Quantifying the Impacts of Open Hiring at Greyston Bakery

By Evadne Cokeh, Babson graduate student and Inventureship recipient.

In my application to the Babson MBA program, I wrote, “During my time at Babson, I want to identify effective models that improve job opportunities for low-income individuals. I believe for-profit business can be a powerful avenue for positive community change.”

Lucky me, I spent my summer internship doing exactly that. I found myself at Greyston Bakery in Yonkers, NY: a for-profit business leading community change by providing job opportunities to individuals with barriers to employment. On the business end, Greyston is a food manufacturer of brownies. You know those delicious brownies in Ben and Jerry’s ice cream? Yeah, those are Greyston brownies. And yeah, I got to eat those all summer. But the real reason why I wanted an internship at Greyston was because of their Open Hiring model and my interest in equitable employment opportunities. Greyston hires their line manufacturing workers through a process they’ve called Open Hiring. If you’re interested in working at Greyston, you would physically show up to the manufacturing plant, put your name and contact information on a job list and once there is an opening, you show up for orientation. No resume, no interview, no background check, only opportunity.

Greyston has organically run Open Hiring for 30 years and over this time has attracted a lot of interest from universities, business, and corporations all over the United States, including the President of the United States.
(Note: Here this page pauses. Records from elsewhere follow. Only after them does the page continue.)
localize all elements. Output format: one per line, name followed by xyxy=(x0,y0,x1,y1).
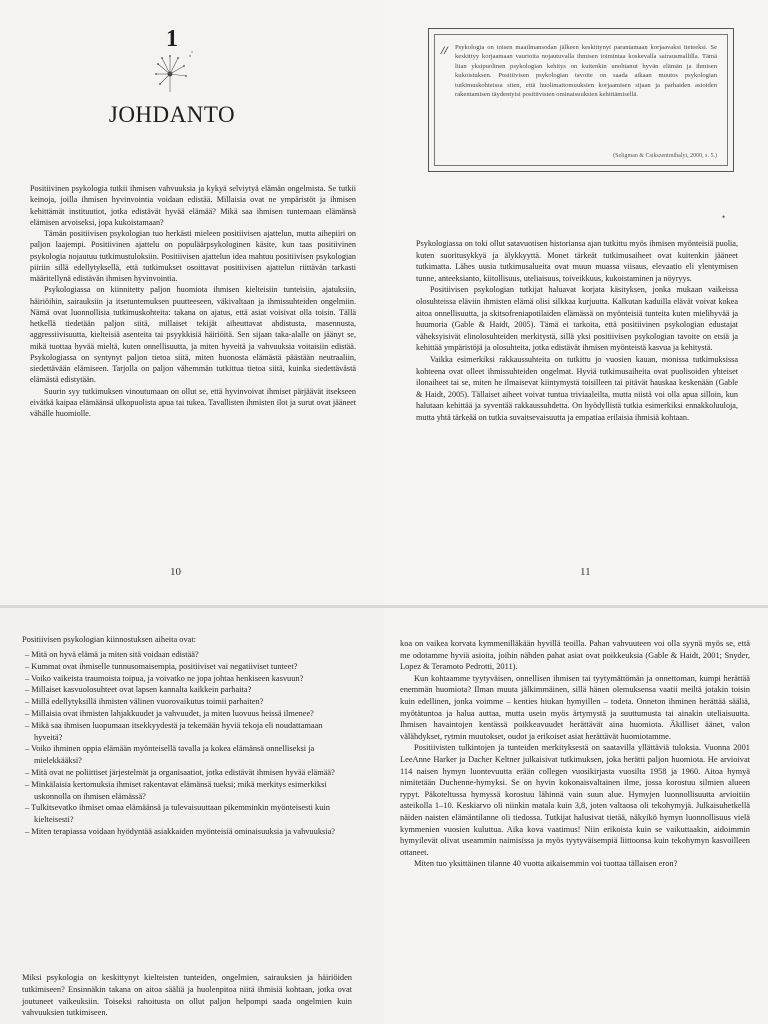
list-intro: Positiivisen psykologian kiinnostuksen aiheita ovat: xyxy=(22,635,197,644)
paragraph: Miten tuo yksittäinen tilanne 40 vuotta aikaisemmin voi tuottaa tällaisen eron? xyxy=(414,859,678,869)
page-10 xyxy=(0,0,384,605)
page-number: 10 xyxy=(170,566,181,578)
list-item: – Voiko ihminen oppia elämään myönteisellä tavalla ja kokea elämänsä onnelliseksi ja mielekkääksi? xyxy=(25,744,315,766)
page-number: 11 xyxy=(580,566,591,578)
paragraph: Positiivisten tulkintojen ja tunteiden merkityksestä on saatavilla yllättäviä tuloksia. Vuonna 2001 LeeAnne Harker ja Dacher Keltner julkaisivat tutkimuksen, joka herätti paljon huomiota. He arvioivat 114 naisen hymyn luontevuutta erään collegen vuosikirjasta vuosilta 1958 ja 1960. Aitoa hymyä nimitetään Duchenne-hymyksi. Se on hyvin kokonaisvaltainen ilme, jossa korostuu silmien alueen rypyt. Päkoteltussa hymyssä korostuu lähinnä vain suun alue. Hymyjen luonnollisuutta arvioitiin asteikolla 1–10. Keskiarvo oli niinkin matala kuin 3,8, joten valtaosa oli tekohymyjä. Julkaisuhetkellä näiden naisten elämäntilanne oli tiedossa. Tutkijat halusivat tietää, näkyikö hymyn luonnollisuus vielä kymmenien vuosien kuluttua. Aika kova vaatimus! Niin erikoista kuin se vaikuttaakin, aidoimmin hymyilevät olivat useammin naimisissa ja myös tyytyväisempiä liittoonsa kuin tekohymyn kasvoilleen ottaneet. xyxy=(400,743,750,857)
page-13 xyxy=(384,608,768,1024)
paragraph: Miksi psykologia on keskittynyt kielteisten tunteiden, ongelmien, sairauksien ja häiriöiden tutkimiseen? Ensinnäkin takana on aitoa sääliä ja huolenpitoa niitä ihmisiä kohtaan, jotka ovat joutuneet vaikeuksiin. Toiseksi rahoitusta on ollut paljon helpompi saada ongelmien kuin vahvuuksien tutkimiseen. xyxy=(22,973,352,1018)
body-text xyxy=(400,638,750,870)
paragraph: Psykologiassa on toki ollut satavuotisen historiansa ajan tutkittu myös ihmisen myönteisiä puolia, kuten suoritusykkyä ja älykkyyttä. Monet tärkeät tutkimusaiheet ovat kuitenkin jääneet tutkimatta. Lähes uusia tutkimusalueita ovat muun muassa viisaus, elevaatio eli ylentymisen tunne, anteeksianto, kiitollisuus, uteliaisuus, toiveikkuus, kukoistaminen ja nöyryys. xyxy=(416,239,738,283)
quote-text: Psykologia on toisen maailmansodan jälkeen keskittynyt parantamaan korjaavaksi tieteeksi. Se keskittyy korjaamaan vaurioita nojautuvalla ihmisen toimintaa koskevalla sairausmallilla. Tämä liian yksipuolinen psykologian kehitys on kuitenkin unohtanut hyvän elämän ja ihmisen kukoistuksen. Positiivisen psykologian tavoite on saada aikaan muutos psykologian tutkimuskohteissa siten, että huolimattomuuksien korjaamisen sijaan ja parhaiden asioiden rakentamisen täydentyisi positiivisten ominaisuuksien kehittämisellä. xyxy=(455,44,717,99)
paragraph: Positiivisen psykologian tutkijat haluavat korjata käsityksen, jonka mukaan vaikeissa olosuhteissa eläviin ihmisten elämä olisi silkkaa kurjuutta. Kalkutan kaduilla elävät voivat kokea aitoa onnellisuutta, ja skitsofreniapotilaiden elämässä on myönteisiä tunteita kuten mielihyvää ja huumoria (Gable & Haidt, 2005). Tämä ei tarkoita, että positiivinen psykologian edustajat väheksyisivät elinolosuhteiden merkitystä, sillä yksi positiivisen psykologian tavoite on etsiä ja kehittää ympäristöjä ja olosuhteita, jotka edistävät ihmisen myönteistä kasvua ja kehitystä. xyxy=(416,285,738,353)
list-item: – Tulkitsevatko ihmiset omaa elämäänsä ja tulevaisuuttaan pikemminkin myönteisesti kuin kielteisesti? xyxy=(25,803,330,825)
list-item: – Miten terapiassa voidaan hyödyntää asiakkaiden myönteisiä ominaisuuksia ja vahvuuksia? xyxy=(25,826,336,836)
topic-list xyxy=(22,649,342,838)
body-text xyxy=(30,183,356,419)
paragraph: Tämän positiivisen psykologian tuo herkästi mieleen positiivisen ajattelun, mutta aihepiiri on paljon laajempi. Positiivinen ajattelu on populäärpsykologinen käsite, kun taas positiivinen psykologia nojautuu tutkimustuloksiin. Positiivisen ajattelun idea mahtuu positiivisen psykologian piiriin sillä edellytyksellä, että tutkimukset osoittavat positiivisen ajattelun riittävän tarkasti määritellynä edistävän ihmisen hyvinvointia. xyxy=(30,229,356,283)
paragraph: Vaikka esimerkiksi rakkaussuhteita on tutkittu jo vuosien kauan, monissa tutkimuksissa kohteena ovat olleet ihmissuhteiden ongelmat. Hyviä tutkimusaiheita ovat puolisoiden yhteiset ilonaiheet tai se, miten he ilmaisevat kiintymystä toisilleen tai pitävät hauskaa keskenään (Gable & Haidt, 2005). Tällaiset aiheet voivat tuntua triviaaleilta, mutta niistä voi olla apua silloin, kun halutaan kehittää ja syventää rakkaussuhdetta. On hyödyllistä tutkia esimerkiksi ennakkoluuloja, mutta yhtä tärkeää on tutkia suvaitsevaisuutta ja empatiaa erilaisia ihmisiä kohtaan. xyxy=(416,354,738,422)
quote-box xyxy=(428,28,734,172)
body-text xyxy=(416,238,738,424)
paragraph: Psykologiassa on kiinnitetty paljon huomiota ihmisen kielteisiin tunteisiin, ajatuksiin, häiriöihin, sairauksiin ja itsetuntemuksen puutteeseen, väkivaltaan ja ihmissuhteiden ongelmiin. Nämä ovat luonnollisia tutkimuskohteita: takana on ajatus, että asiat voisivat olla toisin. Tällä hetkellä tiedetään paljon siitä, millaiset tekijät aiheuttavat ahdistusta, masennusta, aggressiivisuutta, kielteisiä asenteita tai psyykkisiä häiriöitä. Sen sijaan taka-alalle on jäänyt se, mikä tuottaa hyvää mieltä, kuten onnellisuutta, ja miten hyveitä ja vahvuuksia voitaisiin edistää. Psykologiassa on syntynyt paljon tietoa siitä, miten huonosta elämästä päästään neutraaliin, siedettävään elämiseen. Tarjolla on paljon vähemmän tutkittua tietoa siitä, kuinka siedettävästä elämästä edistytään. xyxy=(30,285,356,385)
list-item: – Kummat ovat ihmiselle tunnusomaisempia, positiiviset vai negatiiviset tunteet? xyxy=(25,661,298,671)
list-item: – Millä edellytyksillä ihmisten välinen vuorovaikutus toimii parhaiten? xyxy=(25,697,264,707)
mark-icon: • xyxy=(722,212,726,222)
list-item: – Voiko vaikeista traumoista toipua, ja voivatko ne jopa johtaa henkiseen kasvuun? xyxy=(25,673,304,683)
dandelion-icon xyxy=(146,48,196,98)
list-item: – Mikä saa ihmisen luopumaan itsekkyydestä ja tekemään hyviä tekoja eli noudattamaan hyveitä? xyxy=(25,720,323,742)
quote-mark-icon: // xyxy=(441,43,448,57)
paragraph: Suurin syy tutkimuksen vinoutumaan on ollut se, että hyvinvoivat ihmiset pärjäävät itsekseen eivätkä kaipaa elämäänsä ulkopuolista apua tai tukea. Tavallisten ihmisten ilot ja surut ovat jääneet vähälle huomiolle. xyxy=(30,386,356,418)
paragraph: koa on vaikea korvata kymmenilläkään hyvillä teoilla. Pahan vahvuuteen voi olla syynä myös se, että me odotamme hyviä asioita, joihin nähden pahat asiat ovat poikkeuksia (Gable & Haidt, 2001; Snyder, Lopez & Teramoto Pedrotti, 2011). xyxy=(400,639,750,672)
paragraph: Positiivinen psykologia tutkii ihmisen vahvuuksia ja kykyä selviytyä elämän ongelmista. Se tutkii keinoja, joilla ihmisen hyvinvointia voidaan edistää. Millaisia ovat ne ympäristöt ja ihmisen kehittämät instituutiot, jotka edistävät hyvää elämää? Mikä saa ihmisen tuntemaan elämänsä elämisen arvoiseksi, jopa kukoistamaan? xyxy=(30,184,356,227)
page-11 xyxy=(384,0,768,605)
list-item: – Mitä on hyvä elämä ja miten sitä voidaan edistää? xyxy=(25,650,199,659)
quote-citation: (Seligman & Csikszentmihalyi, 2000, s. 5.) xyxy=(613,153,717,159)
chapter-number: 1 xyxy=(166,26,178,52)
chapter-title: JOHDANTO xyxy=(108,102,236,127)
paragraph: Kun kohtaamme tyytyväisen, onnellisen ihmisen tai tyytymättömän ja onnettoman, kumpi herättää enemmän huomiota? Ilman muuta jälkimmäinen, sillä hänen olemuksensa vaatii meiltä jotakin toisin kuin edellinen, jonka voimme – kenties hiukan hymyillen – todeta. Onneton ihminen herättää sääliä, myötätuntoa ja halua auttaa, mutta usein myös ärtymystä ja suuttumusta tai ainakin uteliaisuutta. Ihmisen havaintojen kentässä poikkeavuudet herättävät aina huomiota. Äkilliset äänet, valon välähdykset, rytmin muutokset, oudot ja erikoiset asiat herättävät huomiotamme. xyxy=(400,673,750,741)
list-item: – Millaiset kasvuolosuhteet ovat lapsen kannalta kaikkein parhaita? xyxy=(25,685,252,695)
list-item: – Minkälaisia kertomuksia ihmiset rakentavat elämänsä tueksi; mikä merkitys esimerkiksi uskonnolla on ihmisen elämässä? xyxy=(25,779,327,801)
page-12 xyxy=(0,608,384,1024)
list-item: – Millaisia ovat ihmisten lahjakkuudet ja vahvuudet, ja miten luovuus heissä ilmenee? xyxy=(25,708,314,718)
list-item: – Mitä ovat ne poliittiset järjestelmät ja organisaatiot, jotka edistävät ihmisen hyvää elämää? xyxy=(25,767,335,777)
As Greyston continues to bake brownies and make an impact on the Yonkers community, it’s also expanding its vision for impact. By 2030, Greyston desires to make Open Hiring a universal employment practice by encouraging other business to adopt it. However, most, if not all corporations worry about the potential risks of Open Hiring. They want answers to questions such as, “How much will Open Hiring cost?”, “What is the retention rate of these employees?”, and “Will I need to provide additional support services?”

While Greyston has many anecdotal stories of its success, the organization has not spent time quantifying its impact, both on the company’s bottom line and on their employees and the community. During the summer and now into the fall, I’ve been working on projects to help quantify Open Hiring and set the foundation for Greyston to create a more robust story and toolkit. During the summer, I worked to identify the top five metrics for Greyston Bakery to measure to track change,and calculated the ROI of Open Hiring by identifying the cost and savings of this type of hiring model. This fall, I’ve been supporting a Greyston Bakery SROI calculation project (Social Return on Investment) and researching to develop a business strategy for “Greyston Institute”, an arm of Greyston that would support social innovation in universities.

I have had a unique privilege to be a part of the Greyston story at a pivotal time in the organization. Exposure to Open Hiring has given me the opportunity to think critically about the Human Resources space– a department that has not received much attention in my MBA program. Nor is it an industry that has changed very much, which I believe makes it a prime candidate for disruption and innovation. With all the election chatter around creating job opportunities, I believe Greyston’s Open Hiring model provides a very feasible solution to this problem and will bring incredible change to HR and low-income communities all over the United States. More often than not, people just need to be given an opportunity, but the fear of risk and the unknown stops us. How can you follow Greyston’s model of opening opportunities rather than building barriers and obstacles today?